Custody, however, is where Lindeque draws the sharpest line. Buying Bitcoin on a consumer app and forgetting the access phrase is a real risk that has resulted in an estimated ten percent or more of all Bitcoin in circulation being permanently lost. “That’s a real problem,” she says. Her solution is institutional custodianship, meaning digital assets held through partners like Anchorage Digital or Fidelity, where assets are stored in cold storage, protected from hacking, and covered by insurance. “The moment you start truly investing, you need to move your investments over to an institutional grade.”
The Buffett Principle Most Investors Get Wrong
If there is a single idea that runs through everything Lindeque teaches, it is patience. And she points directly to Warren Buffett as the clearest example of what patience actually produces over time.
“He always said it’s when the tide goes out that you’ll see who’s swimming,” she explains. But the Buffett principle she returns to most often is the one about timing and crowd behavior. “When everyone jumps in to do a certain thing, that’s when you know you should get out. When nobody’s doing it, that’s the time when you should get in.” FOMO, she says, is not a signal to act. It is a warning sign to wait.

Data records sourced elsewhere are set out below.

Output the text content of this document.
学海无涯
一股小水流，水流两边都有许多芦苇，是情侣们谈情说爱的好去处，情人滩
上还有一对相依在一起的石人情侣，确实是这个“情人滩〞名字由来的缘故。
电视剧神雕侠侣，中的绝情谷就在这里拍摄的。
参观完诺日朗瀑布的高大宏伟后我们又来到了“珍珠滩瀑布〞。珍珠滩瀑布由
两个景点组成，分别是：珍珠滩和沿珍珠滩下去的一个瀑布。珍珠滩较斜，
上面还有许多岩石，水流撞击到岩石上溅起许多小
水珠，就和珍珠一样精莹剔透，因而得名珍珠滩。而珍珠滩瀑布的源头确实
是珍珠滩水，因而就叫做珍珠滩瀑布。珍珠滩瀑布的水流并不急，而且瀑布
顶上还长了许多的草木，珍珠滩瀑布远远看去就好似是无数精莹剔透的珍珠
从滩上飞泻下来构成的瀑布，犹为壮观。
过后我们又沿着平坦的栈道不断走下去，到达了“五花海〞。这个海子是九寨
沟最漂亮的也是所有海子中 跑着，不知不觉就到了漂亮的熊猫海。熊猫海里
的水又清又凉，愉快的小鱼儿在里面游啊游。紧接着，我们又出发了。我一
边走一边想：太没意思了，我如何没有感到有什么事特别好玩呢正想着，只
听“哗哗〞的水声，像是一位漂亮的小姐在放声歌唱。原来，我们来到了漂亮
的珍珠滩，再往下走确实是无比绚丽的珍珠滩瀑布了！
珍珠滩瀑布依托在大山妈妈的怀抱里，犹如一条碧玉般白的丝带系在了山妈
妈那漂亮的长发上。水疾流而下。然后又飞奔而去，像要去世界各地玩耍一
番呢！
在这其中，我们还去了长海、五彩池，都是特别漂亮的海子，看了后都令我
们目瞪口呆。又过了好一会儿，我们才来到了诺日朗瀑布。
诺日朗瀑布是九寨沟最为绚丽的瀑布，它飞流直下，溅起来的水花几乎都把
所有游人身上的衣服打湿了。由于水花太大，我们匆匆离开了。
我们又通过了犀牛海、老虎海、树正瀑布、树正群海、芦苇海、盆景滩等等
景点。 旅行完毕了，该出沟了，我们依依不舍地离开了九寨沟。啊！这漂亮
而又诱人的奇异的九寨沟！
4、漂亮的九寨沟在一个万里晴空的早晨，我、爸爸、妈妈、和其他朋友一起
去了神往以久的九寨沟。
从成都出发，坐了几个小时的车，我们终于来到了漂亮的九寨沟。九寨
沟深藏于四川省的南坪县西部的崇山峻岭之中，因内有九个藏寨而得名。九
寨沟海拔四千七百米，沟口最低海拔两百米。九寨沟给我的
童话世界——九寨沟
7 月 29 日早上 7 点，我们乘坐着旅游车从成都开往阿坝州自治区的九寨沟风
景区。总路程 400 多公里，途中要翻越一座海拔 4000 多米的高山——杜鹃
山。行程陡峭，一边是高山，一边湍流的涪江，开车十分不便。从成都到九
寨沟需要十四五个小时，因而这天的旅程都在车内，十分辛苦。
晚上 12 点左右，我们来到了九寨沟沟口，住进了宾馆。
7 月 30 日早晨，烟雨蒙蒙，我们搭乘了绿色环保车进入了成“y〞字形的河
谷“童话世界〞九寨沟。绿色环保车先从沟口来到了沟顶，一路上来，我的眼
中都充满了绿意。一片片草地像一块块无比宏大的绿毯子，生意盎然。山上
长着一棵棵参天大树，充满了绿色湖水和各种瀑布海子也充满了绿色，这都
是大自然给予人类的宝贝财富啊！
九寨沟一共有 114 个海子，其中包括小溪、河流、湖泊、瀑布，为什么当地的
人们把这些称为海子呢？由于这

Lindeque is equally direct about the danger of chasing short-term returns. If someone approaches you with promises of big gains in a short timeframe, she says, “that’s my first warning sign. Don’t get in. Wait, do your analysis, and then slowly but gradually get in.” The women who have built genuine generational wealth, in her experience, were not the ones who got lucky. “It takes years and years of grinding, of work, of patience, of every day just being committed and being disciplined. Discipline is the biggest, biggest thing.”
She makes this tangible with a straightforward example. A woman who invests $10,000 today across a diversified portfolio and adds $5,000 annually, reinvesting dividends along the way, could realistically grow that to $300,000 to $400,000 in ten years. “And if you imagine that you have a child who’s seven years old now, and you want in ten years to send them to university, all of a sudden you come in on five hundred thousand that you can actually help them set up in life.”
The Audit Is Where Everything Starts
The most important takeaway from Susan Lindeque’s approach is also the simplest one, and it requires no investment account, no broker, and no minimum balance. It requires a single honest look at where the money is right now.
“Take stock of your current financials,” she says. “See how much money you get in, what you spend on it, and how much you can save. If you start just with those today, then you’ve got a big start.” That audit, done honestly and without judgment, is the foundation everything else is built on. It reveals the subscriptions quietly draining the account. It clarifies how much high-interest debt is costing every month. And it shows, often for the first time, how much is actually available to put to work.
Lindeque quotes Tony Robbins on the weight of inaction: we all experience pain, but we do not have to experience suffering, and that shift begins with a decision to change the circumstances in front of us. “Whatever my circumstances are, I am literally changing it,” she says. “I am literally taking action.”
The blueprint Susan Lindeque lays out is not complicated. It is specific, buildable, and grounded in the same instincts women already carry: patience, caution, and the long view. The only thing left to do is start.